Saturday, February 15, 2014

Finding the New Normal

We're almost there - all the "wisdom" I can impart to you about life after loss.  I hope that all of you who have stuck with me through all of it will migrate with me over to my new blog, Burgh-a-Story.  It does give me a fresh start in many ways to talk about lighter topics and have some fun.  But I'm the same person and the same writer as I am here, so some of the themes I've concentrated on here will seep over there - just with some more sports.  Yet, that's sort of counter to the whole point of this post:  we're not the same as we were before and our lives are not either, so the challenge is to make peace with that.  And that's the complexity of what I've found, really.  I still love the things I've always loved, for the most part, but my perceptions are different, and I react differently to the same things than I've done before.  I've made the analogy before that we're like china that was broken and then glued back together.  I used that at the time to explain we're easier to break once more, but it's also about not quite being as smooth as we once were.  At least that's true for me.  But, it's not just about the inner you, it's about the outer trappings too.  Everything seems different when you look around you.

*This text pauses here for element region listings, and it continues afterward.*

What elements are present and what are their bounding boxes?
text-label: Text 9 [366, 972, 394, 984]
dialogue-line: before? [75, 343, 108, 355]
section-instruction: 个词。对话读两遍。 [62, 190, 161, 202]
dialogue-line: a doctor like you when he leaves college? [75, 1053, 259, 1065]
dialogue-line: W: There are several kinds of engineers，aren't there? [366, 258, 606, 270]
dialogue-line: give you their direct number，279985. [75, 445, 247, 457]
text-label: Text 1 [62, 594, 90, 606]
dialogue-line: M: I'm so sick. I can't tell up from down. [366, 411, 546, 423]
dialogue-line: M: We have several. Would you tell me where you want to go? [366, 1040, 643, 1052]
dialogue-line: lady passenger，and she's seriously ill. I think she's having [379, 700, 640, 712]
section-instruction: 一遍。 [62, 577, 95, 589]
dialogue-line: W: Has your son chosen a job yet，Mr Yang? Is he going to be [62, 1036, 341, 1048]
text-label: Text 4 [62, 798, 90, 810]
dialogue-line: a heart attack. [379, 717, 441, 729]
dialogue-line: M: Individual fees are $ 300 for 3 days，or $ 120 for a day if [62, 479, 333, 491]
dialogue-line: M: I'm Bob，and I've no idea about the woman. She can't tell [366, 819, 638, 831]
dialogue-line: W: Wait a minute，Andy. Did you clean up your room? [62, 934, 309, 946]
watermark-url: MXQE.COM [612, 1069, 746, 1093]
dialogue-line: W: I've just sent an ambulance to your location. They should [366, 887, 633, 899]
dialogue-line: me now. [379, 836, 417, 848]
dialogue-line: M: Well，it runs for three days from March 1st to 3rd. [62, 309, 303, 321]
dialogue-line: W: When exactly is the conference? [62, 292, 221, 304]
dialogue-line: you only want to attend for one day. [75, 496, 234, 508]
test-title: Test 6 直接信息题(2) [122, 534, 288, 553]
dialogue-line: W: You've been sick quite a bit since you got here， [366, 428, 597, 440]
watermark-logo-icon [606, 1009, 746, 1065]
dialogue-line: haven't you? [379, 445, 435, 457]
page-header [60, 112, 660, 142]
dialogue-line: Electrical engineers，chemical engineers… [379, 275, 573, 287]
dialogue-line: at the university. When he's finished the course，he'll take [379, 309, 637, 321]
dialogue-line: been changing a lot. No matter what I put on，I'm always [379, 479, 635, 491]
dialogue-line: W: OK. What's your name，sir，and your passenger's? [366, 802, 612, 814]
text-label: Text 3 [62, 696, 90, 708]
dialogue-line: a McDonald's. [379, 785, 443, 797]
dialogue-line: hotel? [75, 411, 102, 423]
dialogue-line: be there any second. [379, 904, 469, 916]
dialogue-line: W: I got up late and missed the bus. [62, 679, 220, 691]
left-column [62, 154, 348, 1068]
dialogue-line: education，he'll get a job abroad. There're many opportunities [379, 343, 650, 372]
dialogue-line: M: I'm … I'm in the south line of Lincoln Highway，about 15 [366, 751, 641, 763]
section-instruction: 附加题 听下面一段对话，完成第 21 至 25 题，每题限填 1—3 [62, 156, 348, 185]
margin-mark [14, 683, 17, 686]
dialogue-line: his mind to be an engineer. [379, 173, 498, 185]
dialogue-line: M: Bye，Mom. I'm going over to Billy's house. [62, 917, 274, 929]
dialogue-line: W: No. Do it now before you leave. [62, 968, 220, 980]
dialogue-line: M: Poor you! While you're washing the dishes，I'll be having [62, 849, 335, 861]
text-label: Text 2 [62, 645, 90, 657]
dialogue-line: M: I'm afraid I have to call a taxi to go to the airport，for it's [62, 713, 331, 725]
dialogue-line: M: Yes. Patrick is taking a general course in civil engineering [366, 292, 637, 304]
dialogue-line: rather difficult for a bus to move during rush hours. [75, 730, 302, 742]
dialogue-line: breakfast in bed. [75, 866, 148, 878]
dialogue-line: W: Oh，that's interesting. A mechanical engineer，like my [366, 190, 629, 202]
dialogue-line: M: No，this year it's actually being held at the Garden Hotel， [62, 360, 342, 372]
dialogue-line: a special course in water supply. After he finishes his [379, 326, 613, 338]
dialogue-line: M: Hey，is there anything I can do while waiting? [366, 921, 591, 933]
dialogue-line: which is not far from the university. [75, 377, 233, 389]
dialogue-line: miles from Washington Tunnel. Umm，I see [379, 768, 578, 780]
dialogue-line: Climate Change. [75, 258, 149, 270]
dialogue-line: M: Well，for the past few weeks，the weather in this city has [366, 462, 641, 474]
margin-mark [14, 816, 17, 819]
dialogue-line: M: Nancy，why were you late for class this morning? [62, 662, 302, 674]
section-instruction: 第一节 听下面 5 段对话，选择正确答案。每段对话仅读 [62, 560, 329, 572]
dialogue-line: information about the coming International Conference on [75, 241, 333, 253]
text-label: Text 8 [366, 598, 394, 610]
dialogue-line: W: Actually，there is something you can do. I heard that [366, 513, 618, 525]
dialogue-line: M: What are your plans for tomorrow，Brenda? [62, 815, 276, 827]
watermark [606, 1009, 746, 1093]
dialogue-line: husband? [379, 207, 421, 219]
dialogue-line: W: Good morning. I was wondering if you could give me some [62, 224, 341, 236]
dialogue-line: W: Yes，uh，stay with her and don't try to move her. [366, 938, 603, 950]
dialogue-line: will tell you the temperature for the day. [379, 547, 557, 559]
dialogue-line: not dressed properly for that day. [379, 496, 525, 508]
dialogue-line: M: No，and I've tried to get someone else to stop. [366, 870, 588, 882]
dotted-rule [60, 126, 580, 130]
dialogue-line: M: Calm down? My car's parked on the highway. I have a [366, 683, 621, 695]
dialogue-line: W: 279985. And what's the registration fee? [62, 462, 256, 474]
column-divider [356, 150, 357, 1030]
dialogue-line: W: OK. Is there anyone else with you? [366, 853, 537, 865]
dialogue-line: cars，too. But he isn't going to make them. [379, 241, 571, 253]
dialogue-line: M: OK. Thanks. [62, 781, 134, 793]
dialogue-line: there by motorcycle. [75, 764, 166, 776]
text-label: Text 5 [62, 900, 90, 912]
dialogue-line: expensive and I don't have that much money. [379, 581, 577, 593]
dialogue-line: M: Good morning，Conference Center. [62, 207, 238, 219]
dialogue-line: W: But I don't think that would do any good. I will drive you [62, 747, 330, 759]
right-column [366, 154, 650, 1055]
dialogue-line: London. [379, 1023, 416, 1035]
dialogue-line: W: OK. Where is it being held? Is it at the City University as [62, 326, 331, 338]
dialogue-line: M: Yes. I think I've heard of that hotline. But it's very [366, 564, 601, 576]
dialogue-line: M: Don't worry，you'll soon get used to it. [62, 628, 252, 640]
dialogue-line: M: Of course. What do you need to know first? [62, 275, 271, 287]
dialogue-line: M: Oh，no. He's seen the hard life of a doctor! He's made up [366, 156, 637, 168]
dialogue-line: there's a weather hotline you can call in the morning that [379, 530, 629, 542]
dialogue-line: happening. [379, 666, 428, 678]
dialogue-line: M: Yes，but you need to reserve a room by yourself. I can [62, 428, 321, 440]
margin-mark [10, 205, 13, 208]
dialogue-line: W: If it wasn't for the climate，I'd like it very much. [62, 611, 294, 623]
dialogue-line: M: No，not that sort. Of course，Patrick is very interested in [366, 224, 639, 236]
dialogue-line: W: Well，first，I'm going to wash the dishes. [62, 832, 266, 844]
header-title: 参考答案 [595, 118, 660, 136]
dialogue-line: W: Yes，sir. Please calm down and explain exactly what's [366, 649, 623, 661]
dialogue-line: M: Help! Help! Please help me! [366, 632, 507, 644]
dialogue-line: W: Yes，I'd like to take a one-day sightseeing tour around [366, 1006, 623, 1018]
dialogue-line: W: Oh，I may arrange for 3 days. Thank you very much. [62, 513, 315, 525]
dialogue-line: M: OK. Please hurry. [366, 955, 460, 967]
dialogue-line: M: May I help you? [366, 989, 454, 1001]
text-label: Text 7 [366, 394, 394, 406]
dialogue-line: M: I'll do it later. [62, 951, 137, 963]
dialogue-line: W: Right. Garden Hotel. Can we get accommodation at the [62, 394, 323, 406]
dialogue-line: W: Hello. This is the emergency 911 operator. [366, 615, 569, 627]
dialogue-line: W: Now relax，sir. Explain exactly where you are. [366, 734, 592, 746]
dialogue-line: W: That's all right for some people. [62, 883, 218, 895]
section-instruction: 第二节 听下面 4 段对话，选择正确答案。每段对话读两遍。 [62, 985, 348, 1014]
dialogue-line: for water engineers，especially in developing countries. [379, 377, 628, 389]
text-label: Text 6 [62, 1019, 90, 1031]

As I walked the dogs around the block yesterday for the first time in several days (which was probably not super smart - I hit the cold air and realized my face was on fire and I was sweating, so I guess the flu bug hasn't left yet), it occurred to me that the biggest thing the move to Pittsburgh did for me was give me the chance to fold adjusting to life post-loss to adjusting to a whole new environment.  Everything around me was different, so I could concentrate on learning where to buy beer and how to get home from Heinz Field (sounds odd now, but that was not so easy at first) and it was less about how to reconcile a new life in old digs.  I wonder how anyone does it in the same house, actually.  Remember those people who lived across from me who lost their son?  They made major changes to their house, and you wonder now if it was less about updating an older building than it was making it different for the same reason some of us move away.  Maybe they didn't even know that's why they did it - they just felt compelled to make changes.  I never saw our old house after a lot of the remodeling was done, but Marissa did and we've talked about it since.  She's told me it still seemed off somehow and wasn't a pleasant place to be (I'm paraphrasing).  I think for us, the big difference is that so much had gone horribly wrong while we were all in that house that there was just no saving it for us.  I don't care what you updated or how, but it would always be the same walls that housed so much fear, hate, illness and finally grief that it would have kept us trapped in those emotions for much, much longer.  Which is seriously too bad because it was a wonderful house.  In some ways it was my dream house - big lot, pool, that stunning chandelier in the living room with its pine planked ceiling that is like a scene out of Game of Thrones.

Now I live in a much smaller, plainer little house with no pool and a chandelier I was planning on replacing until I found out it was original to the house and then felt compelled to keep it.  It's okay, but it's certainly not Game of Thrones worthy.  And yet, I'm so much happier here.  Of course, there are other reasons for that, and for those, you should read my new blog (hint, hint).

Yet, I've wandered off the mark a bit.  This isn't about moving or houses.  It's about realizing and accepting that things won't ever go back to the way they were before.  Maybe that seems like the most inane and obvious comment anyone can make.  But, I can tell you, I spent a lot of the time in the early months wondering how long it would be before things got back to "normal".  I used that word a lot, like a touchstone.  Therefore, it was important for me to accept that there wasn't any going back, there was only going forward, and that path would look different.  I had to learn to be okay with that.  For me, in order to accept that, it was easier to shake the whole scene up as dramatically as I could without moving to a whole other country (although in some ways, it felt like I had at times).  Many people won't be able to or want to, I know, and maybe, for them, comfort is in being around the things they've always known.  I can see how that would be.  But, for all of us, with the important caveat that anything I say is only as good as my personal experience, the thing we must accept before we can fully carry on is the fact that there is no going back to normal.  If you're looking for life to return to how it was before, then you'll never stop looking.  Once you can wrap your head around and, way more importantly, make peace with what your life is now you can settle into a new normal.

How you do that is different for you than it was for me.  A lot of trial and error probably.  I got lucky.  I got Pittsburgh.  And that's a new normal I can learn to live with.